I currently live in a country where breatfeeding (after having a dip in the early seventies, when very few breastfed), increased in the eighties and was the norm in the nineties. In the last 10 years breast-feeding bashing has become the norm in media, anyone promoting breastfeeding, or plain is breastfeeding or just not formula-feeding is accused of being a breastfeeding fanatic, and causing guilt in the formula-feeding mums.
The result is, breastfeeding rates are on the decrease, sharply. BUT, mums-to-be still want to breastfeed! When question, almost all pregnant women indicate they would very much LIKE to breastfeed. Most of them will fail. The reason? They feel there is a lot of pressure to breastfeed, but get no assistance whatsoever. Lactation consultants are almost unheard of, the medical establishment assumes it comes by itself. And mothers fail, and give up. The anger they should be directing at the lack of assistance is the directed at anyone suggesting breast-feeding is good thing., and media loves the angry, disappointed parents, who scream: "I failed because you told me to breastfeed! My baby's fine on formula, look, formula must be better!".
And in the very act of breastfeeding my daughter, I risk guilt-tripping a formula-feeding mother. As a result, breastfeeding mothers feel guilty, stay at home more, start using formula when out...

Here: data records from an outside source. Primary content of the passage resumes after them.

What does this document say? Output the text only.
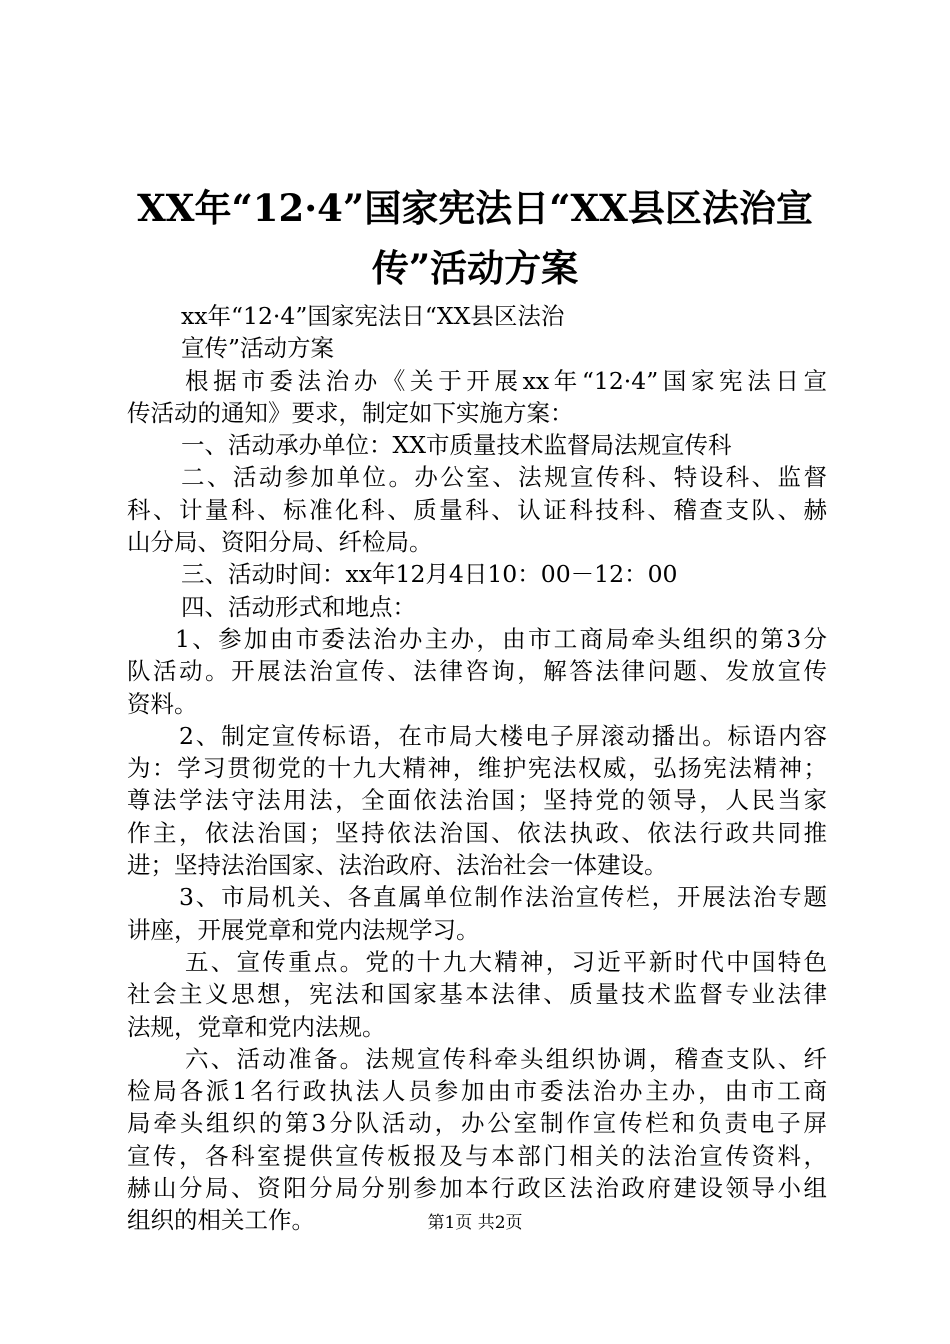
XX年“12·4”国家宪法日“XX县区法治宣
传”活动方案
xx年“12·4”国家宪法日“XX县区法治
宣传”活动方案
根据市委法治办《关于开展xx年“12·4”国家宪法日宣
传活动的通知》要求，制定如下实施方案：
一、活动承办单位：XX市质量技术监督局法规宣传科
二、活动参加单位。办公室、法规宣传科、特设科、监督
科、计量科、标准化科、质量科、认证科技科、稽查支队、赫
山分局、资阳分局、纤检局。
三、活动时间：xx年12月4日10：00－12：00
四、活动形式和地点：
1、参加由市委法治办主办，由市工商局牵头组织的第3分
队活动。开展法治宣传、法律咨询，解答法律问题、发放宣传
资料。
2、制定宣传标语，在市局大楼电子屏滚动播出。标语内容
为：学习贯彻党的十九大精神，维护宪法权威，弘扬宪法精神；
尊法学法守法用法，全面依法治国；坚持党的领导，人民当家
作主，依法治国；坚持依法治国、依法执政、依法行政共同推
进；坚持法治国家、法治政府、法治社会一体建设。
3、市局机关、各直属单位制作法治宣传栏，开展法治专题
讲座，开展党章和党内法规学习。
五、宣传重点。党的十九大精神，习近平新时代中国特色
社会主义思想，宪法和国家基本法律、质量技术监督专业法律
法规，党章和党内法规。
六、活动准备。法规宣传科牵头组织协调，稽查支队、纤
检局各派1名行政执法人员参加由市委法治办主办，由市工商
局牵头组织的第3分队活动，办公室制作宣传栏和负责电子屏
宣传，各科室提供宣传板报及与本部门相关的法治宣传资料，
赫山分局、资阳分局分别参加本行政区法治政府建设领导小组
组织的相关工作。	第1页 共2页
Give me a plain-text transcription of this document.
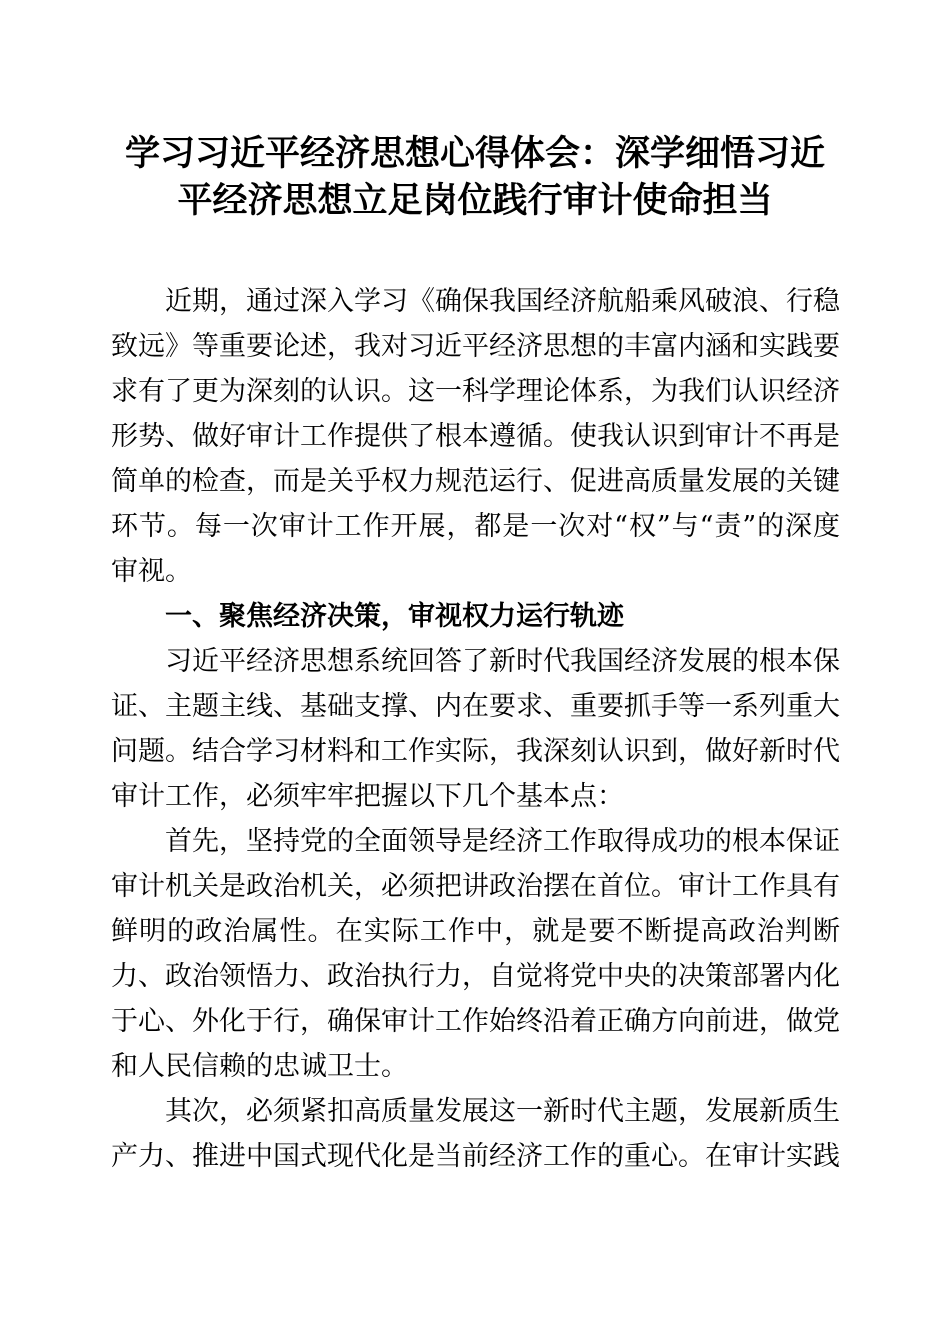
学习习近平经济思想心得体会：深学细悟习近
平经济思想立足岗位践行审计使命担当

近期，通过深入学习《确保我国经济航船乘风破浪、行稳致远》等重要论述，我对习近平经济思想的丰富内涵和实践要求有了更为深刻的认识。这一科学理论体系，为我们认识经济形势、做好审计工作提供了根本遵循。使我认识到审计不再是简单的检查，而是关乎权力规范运行、促进高质量发展的关键环节。每一次审计工作开展，都是一次对“权”与“责”的深度审视。

一、聚焦经济决策，审视权力运行轨迹

习近平经济思想系统回答了新时代我国经济发展的根本保证、主题主线、基础支撑、内在要求、重要抓手等一系列重大问题。结合学习材料和工作实际，我深刻认识到，做好新时代审计工作，必须牢牢把握以下几个基本点：

首先，坚持党的全面领导是经济工作取得成功的根本保证审计机关是政治机关，必须把讲政治摆在首位。审计工作具有鲜明的政治属性。在实际工作中，就是要不断提高政治判断力、政治领悟力、政治执行力，自觉将党中央的决策部署内化于心、外化于行，确保审计工作始终沿着正确方向前进，做党和人民信赖的忠诚卫士。

其次，必须紧扣高质量发展这一新时代主题，发展新质生产力、推进中国式现代化是当前经济工作的重心。在审计实践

And breastfeeding advocates are publicly accused of being fanatics, it is not ever ok to say that there is anything better about breastmilk than formula (although a major newspaper recently had an article titled "Bottle just as good as breast"). The new idea here is that "Breastfeeding fanatics are telling us that breastfeeding prevents allergies, and this is proven wrong, that means all breastfeeding advocates are lying, and formula actually prevents allergies, so formula-feeding is better". (While the breastfeeding advocates are shaking there heads in amazement, as they are more aware than anyone, and have been for a while, that the allergy-argument, well it is too complicated to use as argument for either side).
I get so frustrated. The biggest problem isn't the plummeting breast-feeding rates, it is the growing number of women who feel like failures because their breast-feeding experience didn't work out. But when breastfeeding rates decrease, there are fewer women to look to for help, there are fewer women breastfeeding in public (for example at play group, story time, mum's groups), so mums lack role models. Swedish women hate doing something different, they want to do what everyone else is doing. More women will fail, and more women will decide to formula-feed when out.
CIO has had a rennaisance here, unfortunately, which doesn't help either. In Scandinavia co-sleeping is very common, and most health professionals promote it (because research proves it is very safe). Sleep-training is a bit of a "new", cool thing, the whole idea making babies sleep 12 hours at a stretch in their own room. Nope, that doesn't promote breast-feeding, or attatchment at all.
I fear, if nothing radically happens to change the course, that in another 10 years time, breastfeeding will be a really weird thing here, like not vaccinating (practically unheard of, and considered abusive by even the most openminded baby-wearers, organic everything, cloth-diapers etc). I find it sad, and frustrating. But a climate were it is almost impossible to do anything to change it.